In the summer of 1964, San Francisco was ground zero for a historic culture clash as the site of the 28th Republican National Convention and the launch of the Beatles’ first North American tour. In the midst of the excitement, a young photographer new to the city was snapping pictures not of the politicians or musicians but of the people in the crowds and on the streets.

Arthur Tress, an accomplished American photographer best known for dreamlike staged compositions, produced more than 900 negatives in San Francisco during the spring and summer of 1964, which count among his earliest mature documentary work. Exulting in juxtapositions of the mundane and the absurd, Tress captured the chaos of civil rights demonstrations and political rallies, the idiosyncratic moments of the city’s locals, the peculiar contents of shop windows, a miscellany of odd signs, and much more. Devotees of street photography will find echoes of contemporaneous works by Robert Frank, Diane Arbus, and Garry Winogrand.

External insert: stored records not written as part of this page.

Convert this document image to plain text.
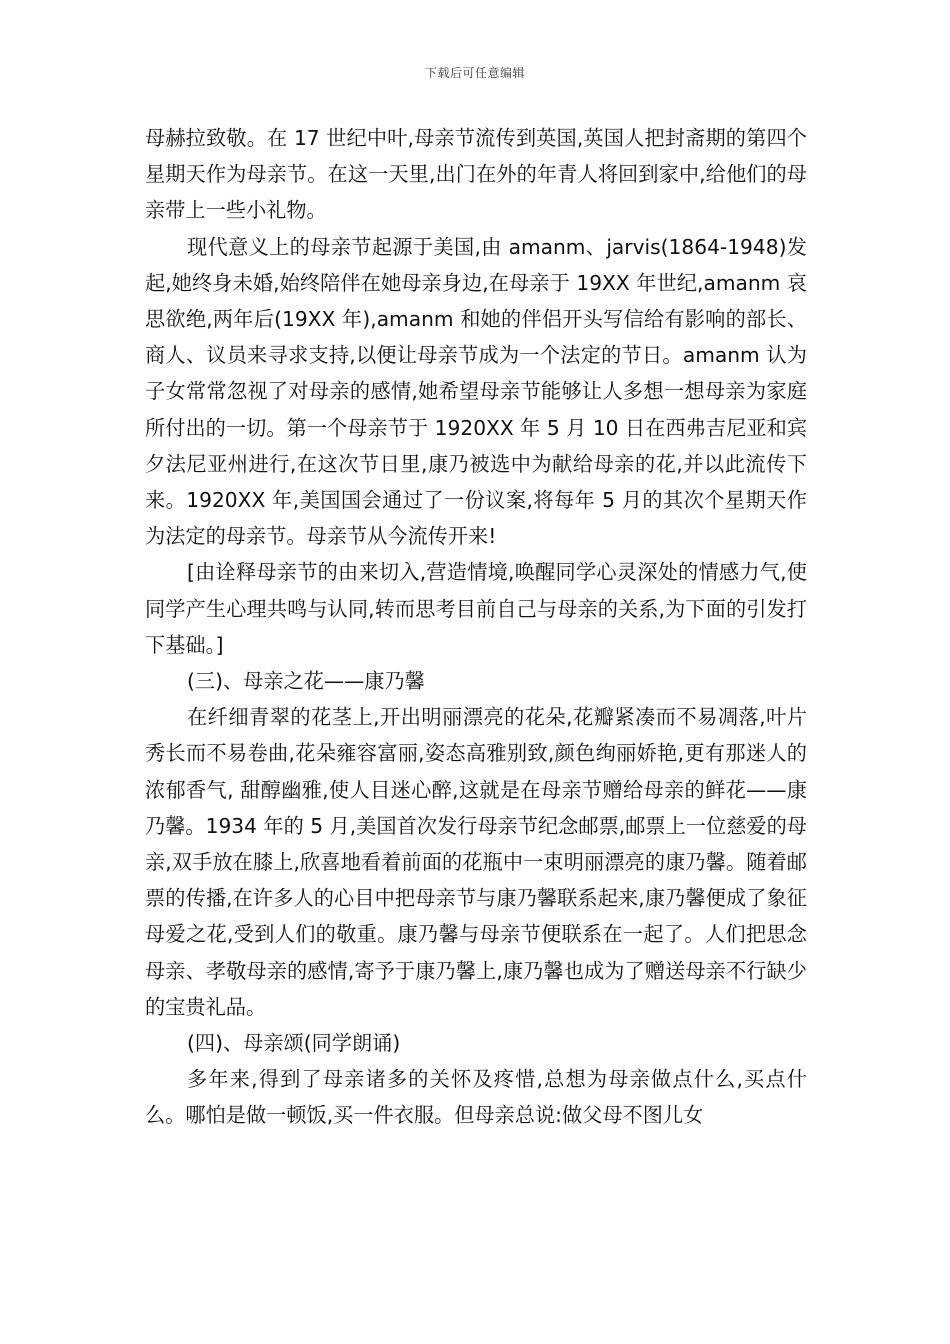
下载后可任意编辑

母赫拉致敬。在 17 世纪中叶,母亲节流传到英国,英国人把封斋期的第四个星期天作为母亲节。在这一天里,出门在外的年青人将回到家中,给他们的母亲带上一些小礼物。

现代意义上的母亲节起源于美国,由 amanm、jarvis(1864-1948)发起,她终身未婚,始终陪伴在她母亲身边,在母亲于 19XX 年世纪,amanm 哀思欲绝,两年后(19XX 年),amanm 和她的伴侣开头写信给有影响的部长、商人、议员来寻求支持,以便让母亲节成为一个法定的节日。amanm 认为子女常常忽视了对母亲的感情,她希望母亲节能够让人多想一想母亲为家庭所付出的一切。第一个母亲节于 1920XX 年 5 月 10 日在西弗吉尼亚和宾夕法尼亚州进行,在这次节日里,康乃被选中为献给母亲的花,并以此流传下来。1920XX 年,美国国会通过了一份议案,将每年 5 月的其次个星期天作为法定的母亲节。母亲节从今流传开来!

[由诠释母亲节的由来切入,营造情境,唤醒同学心灵深处的情感力气,使同学产生心理共鸣与认同,转而思考目前自己与母亲的关系,为下面的引发打下基础。]

(三)、母亲之花——康乃馨

在纤细青翠的花茎上,开出明丽漂亮的花朵,花瓣紧凑而不易凋落,叶片秀长而不易卷曲,花朵雍容富丽,姿态高雅别致,颜色绚丽娇艳,更有那迷人的浓郁香气, 甜醇幽雅,使人目迷心醉,这就是在母亲节赠给母亲的鲜花——康乃馨。1934 年的 5 月,美国首次发行母亲节纪念邮票,邮票上一位慈爱的母亲,双手放在膝上,欣喜地看着前面的花瓶中一束明丽漂亮的康乃馨。随着邮票的传播,在许多人的心目中把母亲节与康乃馨联系起来,康乃馨便成了象征母爱之花,受到人们的敬重。康乃馨与母亲节便联系在一起了。人们把思念母亲、孝敬母亲的感情,寄予于康乃馨上,康乃馨也成为了赠送母亲不行缺少的宝贵礼品。

(四)、母亲颂(同学朗诵)

多年来,得到了母亲诸多的关怀及疼惜,总想为母亲做点什么,买点什么。哪怕是做一顿饭,买一件衣服。但母亲总说:做父母不图儿女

Tress developed and printed his black-and-white negatives in a communal darkroom in the city’s Castro district before departing San Francisco in the fall of 1964. The vintage prints were packed away in his sister’s house, coming to light again only in 2009. The rediscovery of this forgotten body of work inspired the photographer to revisit his early negatives, and Arthur Tress: San Francisco 1964 is the delightful outcome.

Published on the occasion of a major exhibition at the de Young, this striking volume highlights the series’ strongest prints as well as an assortment of contact sheets and archival materials selected in close collaboration with Tress. Featuring an insightful introduction by exhibition curator James A. Ganz and a conversation with the artist, the book is a remarkable document of the time and place in which the photographs were made, and a work of art unto itself.

Authors

James A. Ganz is curator of the Achenbach Foundation for Graphic Arts of the Fine Arts Museums of San Francisco. His publications include Artistic San Francisco, Thirty-Six Views of the Eiffel Tower, and Impressionist Paris: City of Light.